И тут обе они стали смеяться взахлеб, как смеются измученные, давно не смеявшиеся люди.

После вечернего ритуального гадания София из особого тайника в стене хибарки извлекла бумажный сверток и холщовый мешочек. Она оторвала две длинные полоски бумаги и, достав из мешочка зеленовато-коричневую сухую смесь, тщательно уложила по щепотке на каждую полоску. После первых трех затяжек София и Элеонора бесконечно любили этот мир. Они научились смешивать плохой табак с показанными стариком сушеными листьями.

Для поминающих настоящим сюрпризом была неподдельная радость, с какой София, помогая себе руками и выразительной мимикой, пересказала счастливое состояние своего одурманенного сознания в те голодные времена.

- Я была птицей, медленно летящей сквозь туман, я была птицей, качающейся на волнах, я была туманом, который нежно окутывает птицу, я была волнами, которые легко качали птицу, я была водой, которая превращалась в туман, я была светом, который возникал, когда туман исчезал... - Маленькая, старая София заговорила стихами. Казалось, она завораживает, окутывает присутствующих давно развеявшимся дурманящим дымом. - И вот однажды, в один из таких голодных вечеров, кто-то постучал в нашу дверь, - произнесла она, внезапно протрезвев. - На пороге стоял русак в толстом ватнике. Он пришел проверить, как мы голодаем. Лицо его было не то чтобы некрасивым, но мрачным, насупленным и как будто обмороженным. Без разрешения он протопал к столу, сел, не раздеваясь, вытащил из кармана обдрипанную тетрадку и корявыми буквами вписал в какой-то длинный список наши имена. Посмотрел на наш нищенский ужин и, изучив нас, произнес: "Хлеб нужен, умрете. - Это-то мы знали, хлеб действительно нам не помешал бы. - Высохли, как старый горох. Ни кровиночки, бледные. Баба без крови, как чучело".

Мы только и поняли, что нет в нас, в чучелах этаких, крови, которая бы бурлила.

Видно, рассердившись на наш голод, русский вскочил и, уходя, так хлопнул дверью, что та только ахнула.
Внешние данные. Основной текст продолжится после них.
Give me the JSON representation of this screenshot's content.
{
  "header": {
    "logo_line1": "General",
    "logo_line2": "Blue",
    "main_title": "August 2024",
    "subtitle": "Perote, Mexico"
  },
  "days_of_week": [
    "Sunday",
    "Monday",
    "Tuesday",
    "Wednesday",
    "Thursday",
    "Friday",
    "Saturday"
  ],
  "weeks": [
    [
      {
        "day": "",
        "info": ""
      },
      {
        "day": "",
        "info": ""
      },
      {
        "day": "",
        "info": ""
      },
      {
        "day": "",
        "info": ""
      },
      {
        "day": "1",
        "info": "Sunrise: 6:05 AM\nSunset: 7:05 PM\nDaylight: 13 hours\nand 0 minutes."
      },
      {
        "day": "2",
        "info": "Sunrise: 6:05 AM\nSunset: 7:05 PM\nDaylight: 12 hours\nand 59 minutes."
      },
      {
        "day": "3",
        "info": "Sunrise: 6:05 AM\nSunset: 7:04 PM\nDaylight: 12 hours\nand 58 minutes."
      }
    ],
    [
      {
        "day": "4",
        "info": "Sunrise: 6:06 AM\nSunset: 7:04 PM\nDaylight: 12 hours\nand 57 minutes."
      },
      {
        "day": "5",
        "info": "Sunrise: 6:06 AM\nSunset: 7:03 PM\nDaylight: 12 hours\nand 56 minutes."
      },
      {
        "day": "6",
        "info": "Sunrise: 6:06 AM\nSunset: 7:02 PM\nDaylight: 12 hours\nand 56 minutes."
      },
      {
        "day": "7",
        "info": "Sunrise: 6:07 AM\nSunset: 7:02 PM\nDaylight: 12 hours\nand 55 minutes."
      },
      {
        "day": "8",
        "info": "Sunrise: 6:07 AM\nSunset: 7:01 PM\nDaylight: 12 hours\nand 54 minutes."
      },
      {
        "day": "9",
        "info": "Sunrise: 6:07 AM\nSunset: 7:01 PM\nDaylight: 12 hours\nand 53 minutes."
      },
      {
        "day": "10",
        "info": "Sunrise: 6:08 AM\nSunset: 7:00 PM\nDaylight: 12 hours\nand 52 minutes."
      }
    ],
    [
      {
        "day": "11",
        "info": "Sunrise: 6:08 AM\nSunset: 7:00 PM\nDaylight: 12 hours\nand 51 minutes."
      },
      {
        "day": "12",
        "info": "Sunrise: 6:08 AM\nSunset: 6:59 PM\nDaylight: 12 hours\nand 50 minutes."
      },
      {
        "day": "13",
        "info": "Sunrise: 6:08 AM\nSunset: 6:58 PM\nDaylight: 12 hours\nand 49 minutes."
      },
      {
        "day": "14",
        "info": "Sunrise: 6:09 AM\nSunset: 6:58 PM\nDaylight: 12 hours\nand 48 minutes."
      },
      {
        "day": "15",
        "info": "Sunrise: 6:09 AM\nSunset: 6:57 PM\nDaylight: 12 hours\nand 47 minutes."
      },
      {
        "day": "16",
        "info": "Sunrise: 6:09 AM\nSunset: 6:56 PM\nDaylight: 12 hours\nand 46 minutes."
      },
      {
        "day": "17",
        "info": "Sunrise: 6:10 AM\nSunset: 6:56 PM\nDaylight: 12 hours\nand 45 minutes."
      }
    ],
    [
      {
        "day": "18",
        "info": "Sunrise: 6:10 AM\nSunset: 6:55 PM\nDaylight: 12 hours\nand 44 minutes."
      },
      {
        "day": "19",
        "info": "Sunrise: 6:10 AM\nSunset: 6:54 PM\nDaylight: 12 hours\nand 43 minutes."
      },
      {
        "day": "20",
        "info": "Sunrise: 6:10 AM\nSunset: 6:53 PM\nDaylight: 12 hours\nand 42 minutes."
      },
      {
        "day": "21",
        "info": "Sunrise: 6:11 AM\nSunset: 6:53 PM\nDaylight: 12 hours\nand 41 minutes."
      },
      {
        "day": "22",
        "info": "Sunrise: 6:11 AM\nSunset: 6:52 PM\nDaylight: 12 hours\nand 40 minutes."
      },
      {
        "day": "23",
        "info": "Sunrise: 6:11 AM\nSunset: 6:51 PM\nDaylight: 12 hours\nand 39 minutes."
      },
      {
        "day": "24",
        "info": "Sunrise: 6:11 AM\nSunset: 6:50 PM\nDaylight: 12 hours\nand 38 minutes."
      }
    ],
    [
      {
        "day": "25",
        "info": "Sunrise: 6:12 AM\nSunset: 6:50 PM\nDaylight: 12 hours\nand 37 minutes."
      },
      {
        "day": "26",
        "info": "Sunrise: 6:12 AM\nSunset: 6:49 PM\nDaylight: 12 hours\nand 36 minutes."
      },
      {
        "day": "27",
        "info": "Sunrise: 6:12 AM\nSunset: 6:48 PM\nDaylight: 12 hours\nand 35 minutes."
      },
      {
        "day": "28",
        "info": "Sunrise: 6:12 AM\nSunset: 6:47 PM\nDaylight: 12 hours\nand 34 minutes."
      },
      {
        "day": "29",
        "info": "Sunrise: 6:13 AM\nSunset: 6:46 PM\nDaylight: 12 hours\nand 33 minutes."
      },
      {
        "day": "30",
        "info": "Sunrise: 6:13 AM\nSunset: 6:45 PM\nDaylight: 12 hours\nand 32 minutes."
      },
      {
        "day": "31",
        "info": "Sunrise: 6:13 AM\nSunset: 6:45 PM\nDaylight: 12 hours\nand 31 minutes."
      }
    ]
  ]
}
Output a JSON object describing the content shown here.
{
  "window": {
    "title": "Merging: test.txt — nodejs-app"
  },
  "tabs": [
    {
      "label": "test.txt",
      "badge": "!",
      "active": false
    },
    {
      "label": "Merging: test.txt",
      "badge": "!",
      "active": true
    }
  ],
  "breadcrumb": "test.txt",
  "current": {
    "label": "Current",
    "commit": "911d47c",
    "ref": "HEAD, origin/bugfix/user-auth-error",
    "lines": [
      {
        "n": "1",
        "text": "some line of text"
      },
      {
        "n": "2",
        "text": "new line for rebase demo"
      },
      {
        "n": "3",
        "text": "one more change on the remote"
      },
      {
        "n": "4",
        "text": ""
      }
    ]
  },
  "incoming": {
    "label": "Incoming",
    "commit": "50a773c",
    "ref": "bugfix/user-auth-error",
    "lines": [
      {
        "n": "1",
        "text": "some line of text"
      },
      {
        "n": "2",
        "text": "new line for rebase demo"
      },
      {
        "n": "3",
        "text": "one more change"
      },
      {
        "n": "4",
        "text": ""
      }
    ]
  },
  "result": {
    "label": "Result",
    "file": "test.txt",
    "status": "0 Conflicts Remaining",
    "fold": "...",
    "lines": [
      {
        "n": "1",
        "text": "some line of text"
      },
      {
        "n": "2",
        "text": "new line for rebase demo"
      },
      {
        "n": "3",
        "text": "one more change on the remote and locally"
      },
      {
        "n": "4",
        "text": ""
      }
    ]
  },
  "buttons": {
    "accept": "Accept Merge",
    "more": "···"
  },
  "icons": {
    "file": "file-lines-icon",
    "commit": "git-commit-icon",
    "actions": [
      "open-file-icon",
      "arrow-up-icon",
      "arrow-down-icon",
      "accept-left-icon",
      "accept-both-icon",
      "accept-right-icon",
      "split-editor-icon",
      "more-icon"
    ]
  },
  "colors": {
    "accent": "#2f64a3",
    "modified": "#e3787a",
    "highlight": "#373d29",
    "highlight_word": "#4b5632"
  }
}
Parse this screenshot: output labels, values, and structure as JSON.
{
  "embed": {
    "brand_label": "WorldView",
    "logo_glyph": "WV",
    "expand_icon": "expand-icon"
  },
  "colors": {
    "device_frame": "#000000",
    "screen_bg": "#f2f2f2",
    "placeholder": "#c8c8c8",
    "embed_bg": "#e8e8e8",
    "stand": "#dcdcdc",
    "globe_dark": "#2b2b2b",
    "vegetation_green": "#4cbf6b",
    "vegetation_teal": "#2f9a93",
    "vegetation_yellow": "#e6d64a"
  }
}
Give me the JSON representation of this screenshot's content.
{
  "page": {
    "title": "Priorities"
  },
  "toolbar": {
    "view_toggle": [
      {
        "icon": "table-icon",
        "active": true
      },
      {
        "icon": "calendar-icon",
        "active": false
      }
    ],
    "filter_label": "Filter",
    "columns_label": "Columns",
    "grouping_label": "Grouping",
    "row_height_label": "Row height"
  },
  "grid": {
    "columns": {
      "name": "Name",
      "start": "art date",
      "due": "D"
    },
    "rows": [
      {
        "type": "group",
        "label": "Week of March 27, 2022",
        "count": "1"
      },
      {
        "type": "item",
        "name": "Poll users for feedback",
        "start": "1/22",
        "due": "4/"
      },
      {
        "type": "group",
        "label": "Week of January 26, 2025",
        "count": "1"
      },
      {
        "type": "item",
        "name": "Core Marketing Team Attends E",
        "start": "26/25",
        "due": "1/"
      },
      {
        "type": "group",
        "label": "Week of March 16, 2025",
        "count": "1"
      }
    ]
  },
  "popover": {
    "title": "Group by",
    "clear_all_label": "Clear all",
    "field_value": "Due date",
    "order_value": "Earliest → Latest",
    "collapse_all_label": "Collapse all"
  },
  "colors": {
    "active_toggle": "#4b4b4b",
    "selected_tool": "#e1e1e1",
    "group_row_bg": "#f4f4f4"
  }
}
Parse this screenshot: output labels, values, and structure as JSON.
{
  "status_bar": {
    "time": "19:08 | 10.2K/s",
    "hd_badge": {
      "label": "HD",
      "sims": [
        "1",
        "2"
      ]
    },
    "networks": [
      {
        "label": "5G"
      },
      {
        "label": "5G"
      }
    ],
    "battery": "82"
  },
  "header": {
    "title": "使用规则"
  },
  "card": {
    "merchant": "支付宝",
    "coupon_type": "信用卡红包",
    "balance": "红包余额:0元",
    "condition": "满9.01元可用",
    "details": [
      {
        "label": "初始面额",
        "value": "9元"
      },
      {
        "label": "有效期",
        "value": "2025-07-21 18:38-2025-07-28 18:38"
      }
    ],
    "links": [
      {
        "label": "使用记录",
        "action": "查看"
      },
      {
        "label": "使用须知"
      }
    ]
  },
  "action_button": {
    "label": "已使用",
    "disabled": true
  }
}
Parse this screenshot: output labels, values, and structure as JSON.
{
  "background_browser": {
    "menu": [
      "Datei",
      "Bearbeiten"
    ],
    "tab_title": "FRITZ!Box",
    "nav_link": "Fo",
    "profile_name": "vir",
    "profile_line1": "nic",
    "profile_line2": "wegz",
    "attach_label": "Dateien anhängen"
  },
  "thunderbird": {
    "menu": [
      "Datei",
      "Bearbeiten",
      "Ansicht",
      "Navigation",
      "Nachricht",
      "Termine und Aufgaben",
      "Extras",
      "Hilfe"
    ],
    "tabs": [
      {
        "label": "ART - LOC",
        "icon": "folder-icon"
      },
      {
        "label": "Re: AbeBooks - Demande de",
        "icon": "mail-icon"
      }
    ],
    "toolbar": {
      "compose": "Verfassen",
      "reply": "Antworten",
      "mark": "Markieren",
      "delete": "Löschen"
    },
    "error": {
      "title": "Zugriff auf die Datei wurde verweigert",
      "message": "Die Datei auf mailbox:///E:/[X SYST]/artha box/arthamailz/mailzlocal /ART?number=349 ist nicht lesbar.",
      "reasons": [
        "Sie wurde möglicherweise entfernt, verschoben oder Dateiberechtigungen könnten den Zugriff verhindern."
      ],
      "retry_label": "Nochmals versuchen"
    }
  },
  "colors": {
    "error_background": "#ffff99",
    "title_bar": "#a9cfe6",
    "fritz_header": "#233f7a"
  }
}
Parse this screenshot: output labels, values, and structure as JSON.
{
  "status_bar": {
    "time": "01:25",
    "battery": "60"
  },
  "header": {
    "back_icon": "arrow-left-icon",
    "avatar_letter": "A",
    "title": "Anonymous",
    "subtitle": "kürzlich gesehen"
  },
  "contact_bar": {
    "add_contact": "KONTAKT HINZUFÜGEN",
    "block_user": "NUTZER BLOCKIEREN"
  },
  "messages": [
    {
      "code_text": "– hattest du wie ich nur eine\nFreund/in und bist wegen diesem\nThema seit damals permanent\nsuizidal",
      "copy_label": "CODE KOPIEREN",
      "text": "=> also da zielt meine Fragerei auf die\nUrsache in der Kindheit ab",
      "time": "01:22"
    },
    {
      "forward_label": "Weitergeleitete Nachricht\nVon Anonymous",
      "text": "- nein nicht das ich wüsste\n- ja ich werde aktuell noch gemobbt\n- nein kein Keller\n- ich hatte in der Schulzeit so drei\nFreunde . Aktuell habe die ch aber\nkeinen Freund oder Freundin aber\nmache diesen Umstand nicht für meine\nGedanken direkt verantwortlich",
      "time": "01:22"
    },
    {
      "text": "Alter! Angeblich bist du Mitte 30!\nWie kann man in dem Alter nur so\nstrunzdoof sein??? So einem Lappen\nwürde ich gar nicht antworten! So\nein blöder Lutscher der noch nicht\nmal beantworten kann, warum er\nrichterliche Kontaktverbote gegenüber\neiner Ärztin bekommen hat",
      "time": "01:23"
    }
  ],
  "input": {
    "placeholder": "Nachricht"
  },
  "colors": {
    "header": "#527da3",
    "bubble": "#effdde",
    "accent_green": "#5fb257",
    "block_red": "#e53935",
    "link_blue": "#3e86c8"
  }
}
На следующее утро русак притащил в нашу лачугу только что придушенную неощипанную курицу и буркнул, что будет к ужину.

В нас проснулись все долго сдерживаемые голодом страсти. Похоже было, что вечером мы ждали пришествия самого Спасителя. По хибаре летали давно забытые ароматы, булькало, скворчало, жарилось, кипело, бурлило. Мы накрыли королевский стол, который украсили сухим брусничником и бережно хранимыми свечами. Вечером, открыв двери, русак так и остолбенел на пороге. Элеонора любезно протянула ему руку и помогла раздеться. Мужик смущался, как молодая девица, и мечтательными глазами смотрел на тщедушную Элеонору, которая распустила свои гладкие волосы и в неверном свете горящих свечей больше походила на видение, чем на человека.

Ели в торжественной тишине, русак хлебал тихо как только мог. У сытого, у него мечтательность в глазах сменилась блеском вожделения. С жадностью следил он за каждым самым простым движением Элеоноры - как обеими руками она обняла большую деревянную миску, как вычерпала остатки варева, как расставила брусничник венчиком на пустом краю стола...

"У вас добрый душа", - сказала я по-русски, как умела.

"Душа меня забыла", - ответил русак, и блеск в его глазах снова сменила грусть.

Элеонора, занятая мытьем посуды, скользила, словно тень, от стола к плите.

"Без души жизнь, как чучело", - произнесла я услышанное от него накануне слово.

Элеонора сидела на низенькой скамеечке возле плиты почти у ног русака и прислушивалась к нашим словам.

"Жизнь и есть чучело. В пустом поле, где птицы не летают. Стережет, чего и не надо стеречь", - сказал он и улыбнулся Элеоноре.

Элеонора улыбнулась в ответ, как должник своему спасителю, - покорно и почтительно. "Плоть ничего не стоит", - произнесла она, прежде чем взять русака за руку и увести за свою занавеску.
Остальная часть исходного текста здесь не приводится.